= Mrs. Bixby and the Colonel's Coat =

Short story by Roald Dahl

"Mrs Bixby and the Colonel's Coat" is a short story by Roald Dahl that first appeared in a 1959 issue of Nugget. The story is Dahl's variation on a popular anecdote dating back at least to 1939: a married woman receives a glamorous mink coat from a man with whom she had an affair. She hopes to sneak the coat into her home without arousing her husband's suspicions, but soon discovers her husband has his own plans.

==Summary==
Mrs Bixby and her dentist husband live in a New York apartment. Once a month, Mrs Bixby travels from New York City to Baltimore, supposedly visiting her elderly aunt; in fact, she is having an affair with the Colonel.

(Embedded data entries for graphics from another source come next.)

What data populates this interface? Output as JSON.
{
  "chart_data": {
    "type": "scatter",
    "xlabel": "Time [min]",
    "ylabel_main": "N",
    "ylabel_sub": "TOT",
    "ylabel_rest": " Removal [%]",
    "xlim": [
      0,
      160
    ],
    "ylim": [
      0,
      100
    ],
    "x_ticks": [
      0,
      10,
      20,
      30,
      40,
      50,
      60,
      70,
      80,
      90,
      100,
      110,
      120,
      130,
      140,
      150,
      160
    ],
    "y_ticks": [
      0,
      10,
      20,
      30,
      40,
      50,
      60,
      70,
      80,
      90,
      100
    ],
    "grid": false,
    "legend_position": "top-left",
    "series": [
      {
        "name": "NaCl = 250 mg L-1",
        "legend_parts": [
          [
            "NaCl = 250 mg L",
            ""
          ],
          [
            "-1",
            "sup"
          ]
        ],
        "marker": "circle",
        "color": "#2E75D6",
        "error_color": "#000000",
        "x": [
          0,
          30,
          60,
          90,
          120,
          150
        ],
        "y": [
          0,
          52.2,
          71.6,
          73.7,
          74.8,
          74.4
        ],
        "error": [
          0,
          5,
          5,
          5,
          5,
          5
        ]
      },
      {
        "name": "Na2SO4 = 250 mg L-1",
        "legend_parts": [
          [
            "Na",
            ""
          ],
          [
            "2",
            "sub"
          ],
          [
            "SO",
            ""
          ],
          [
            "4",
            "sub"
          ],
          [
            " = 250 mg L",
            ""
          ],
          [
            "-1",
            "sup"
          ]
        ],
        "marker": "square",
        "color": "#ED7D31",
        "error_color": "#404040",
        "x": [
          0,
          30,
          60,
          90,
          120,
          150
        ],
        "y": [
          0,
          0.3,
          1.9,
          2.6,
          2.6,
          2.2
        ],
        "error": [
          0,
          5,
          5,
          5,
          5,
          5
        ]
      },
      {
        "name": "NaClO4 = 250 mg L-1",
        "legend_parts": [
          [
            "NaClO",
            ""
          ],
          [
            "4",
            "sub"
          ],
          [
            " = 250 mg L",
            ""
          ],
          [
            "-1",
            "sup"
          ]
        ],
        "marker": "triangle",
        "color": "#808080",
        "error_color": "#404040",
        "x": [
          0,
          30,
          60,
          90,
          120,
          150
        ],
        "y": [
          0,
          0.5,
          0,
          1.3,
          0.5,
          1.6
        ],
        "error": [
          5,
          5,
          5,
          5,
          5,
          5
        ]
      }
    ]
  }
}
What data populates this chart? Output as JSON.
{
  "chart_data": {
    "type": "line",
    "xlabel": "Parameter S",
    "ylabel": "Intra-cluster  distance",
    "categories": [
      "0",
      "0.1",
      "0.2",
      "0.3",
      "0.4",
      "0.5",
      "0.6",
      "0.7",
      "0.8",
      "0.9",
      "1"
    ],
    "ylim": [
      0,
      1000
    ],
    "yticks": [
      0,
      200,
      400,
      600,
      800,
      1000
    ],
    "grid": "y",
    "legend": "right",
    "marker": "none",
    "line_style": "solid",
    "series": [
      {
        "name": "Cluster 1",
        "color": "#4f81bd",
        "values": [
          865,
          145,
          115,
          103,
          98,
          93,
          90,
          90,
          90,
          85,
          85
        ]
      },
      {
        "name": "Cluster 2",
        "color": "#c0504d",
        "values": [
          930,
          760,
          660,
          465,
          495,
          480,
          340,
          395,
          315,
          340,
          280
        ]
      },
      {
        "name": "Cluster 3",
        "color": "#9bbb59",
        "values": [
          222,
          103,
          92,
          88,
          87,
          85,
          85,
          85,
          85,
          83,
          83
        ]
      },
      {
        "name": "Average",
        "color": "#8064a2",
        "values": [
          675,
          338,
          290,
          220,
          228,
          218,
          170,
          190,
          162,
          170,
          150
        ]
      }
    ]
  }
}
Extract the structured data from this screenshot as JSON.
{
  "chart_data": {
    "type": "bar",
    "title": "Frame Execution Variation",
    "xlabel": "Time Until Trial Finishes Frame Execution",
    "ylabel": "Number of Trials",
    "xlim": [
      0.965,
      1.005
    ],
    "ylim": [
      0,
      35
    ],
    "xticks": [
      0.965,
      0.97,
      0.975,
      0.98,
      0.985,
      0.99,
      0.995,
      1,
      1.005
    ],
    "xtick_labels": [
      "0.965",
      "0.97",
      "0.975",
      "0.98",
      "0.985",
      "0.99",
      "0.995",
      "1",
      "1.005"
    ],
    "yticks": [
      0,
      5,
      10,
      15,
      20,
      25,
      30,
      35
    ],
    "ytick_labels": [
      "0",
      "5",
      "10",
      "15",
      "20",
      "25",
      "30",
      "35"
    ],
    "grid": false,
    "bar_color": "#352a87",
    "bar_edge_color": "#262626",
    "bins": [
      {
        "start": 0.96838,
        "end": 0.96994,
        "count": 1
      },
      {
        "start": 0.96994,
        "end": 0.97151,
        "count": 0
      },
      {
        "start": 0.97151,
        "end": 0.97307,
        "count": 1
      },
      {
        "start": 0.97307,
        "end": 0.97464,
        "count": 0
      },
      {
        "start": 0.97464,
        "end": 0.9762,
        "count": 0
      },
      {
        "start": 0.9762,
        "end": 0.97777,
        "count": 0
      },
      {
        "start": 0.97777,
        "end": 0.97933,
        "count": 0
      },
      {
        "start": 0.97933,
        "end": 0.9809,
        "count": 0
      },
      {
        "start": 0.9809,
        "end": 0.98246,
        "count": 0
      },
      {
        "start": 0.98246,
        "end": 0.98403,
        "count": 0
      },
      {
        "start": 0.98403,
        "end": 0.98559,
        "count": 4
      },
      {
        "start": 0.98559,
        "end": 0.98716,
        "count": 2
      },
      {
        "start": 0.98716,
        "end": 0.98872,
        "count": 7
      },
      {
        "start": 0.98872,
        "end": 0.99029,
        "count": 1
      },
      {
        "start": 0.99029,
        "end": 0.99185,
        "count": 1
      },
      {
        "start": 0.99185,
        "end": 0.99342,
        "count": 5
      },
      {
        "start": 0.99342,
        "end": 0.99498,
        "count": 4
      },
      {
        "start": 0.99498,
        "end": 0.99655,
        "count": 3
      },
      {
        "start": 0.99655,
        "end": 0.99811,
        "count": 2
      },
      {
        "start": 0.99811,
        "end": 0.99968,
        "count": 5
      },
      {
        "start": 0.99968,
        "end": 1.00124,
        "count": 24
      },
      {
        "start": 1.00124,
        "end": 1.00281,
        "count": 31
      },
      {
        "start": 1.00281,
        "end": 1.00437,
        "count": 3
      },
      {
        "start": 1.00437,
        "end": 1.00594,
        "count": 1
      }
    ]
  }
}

As she is preparing to leave after one of these visits to Baltimore, Mrs Bixby receives a package from the Colonel containing a letter and an expensive gift: a dark mink coat. The Colonel's letter informs Mrs Bixby they can no longer see each other, and suggests she tell her husband the mink coat is a Christmas present from her aunt. Mrs Bixby is in despair as she reads the letter: her aunt is far too poor to be given credit for the gift. However, Mrs Bixby is intent on keeping the coat and devises a plan. On her return to New York she visits a pawnbroker and pawns the coat for $50. The pawnbroker gives her a pawn ticket, which she declines to mark with any kind of name or description. The ticket guarantees her right to claim the coat at any time. She tells her husband she found the pawn ticket in the taxi. He decides it would be best if he redeemed the ticket, in spite of Mrs Bixby's objections.

The next day, Dr Bixby goes to the pawn shop to redeem the ticket and claim the item it stands for. Mrs Bixby is excited and rushes to her husband's office after he has collected it. She is horrified when he proudly holds up a small, mangy stole, and not her coat. He announces it is real mink and that she should consider it her Christmas present.

Mrs Bixby initially believes the pawnbroker has cheated her of her coat and intends to confront him. But as she leaves her husband's office, Dr Bixby's secretary, Miss Pulteney, walks proudly past her, wearing the mink coat. It is implied that Dr Bixby is having an affair with Miss Pulteney, gave her the coat, and purchased a cheap stole for his wife instead. As Mrs Bixby cannot demand the coat back without revealing her own affair, she is hoist with her own petard.

==Adaptations==
- Television

| Year | TV show | Episode | Starring | Notes |
|---|---|---|---|---|
| 1960 | Alfred Hitchcock Presents | Season 6, Episode 1 | Audrey Meadows | Directed by Alfred Hitchcock |
| 1965 | Thirty-Minute Theatre | Season 1, Episode 9 | Shelley Winters | This episode is believed lost. |
| 1979 | Tales of the Unexpected | Season 1, Episode 2 | Julie Harris |  |

- Film
Dus Kahaniyaan (English: Ten stories), a 2007 Indian Hindi-language anthology film comprising ten short films by different directors, includes Matrimony by Sanjay Gupta which is based on this short story.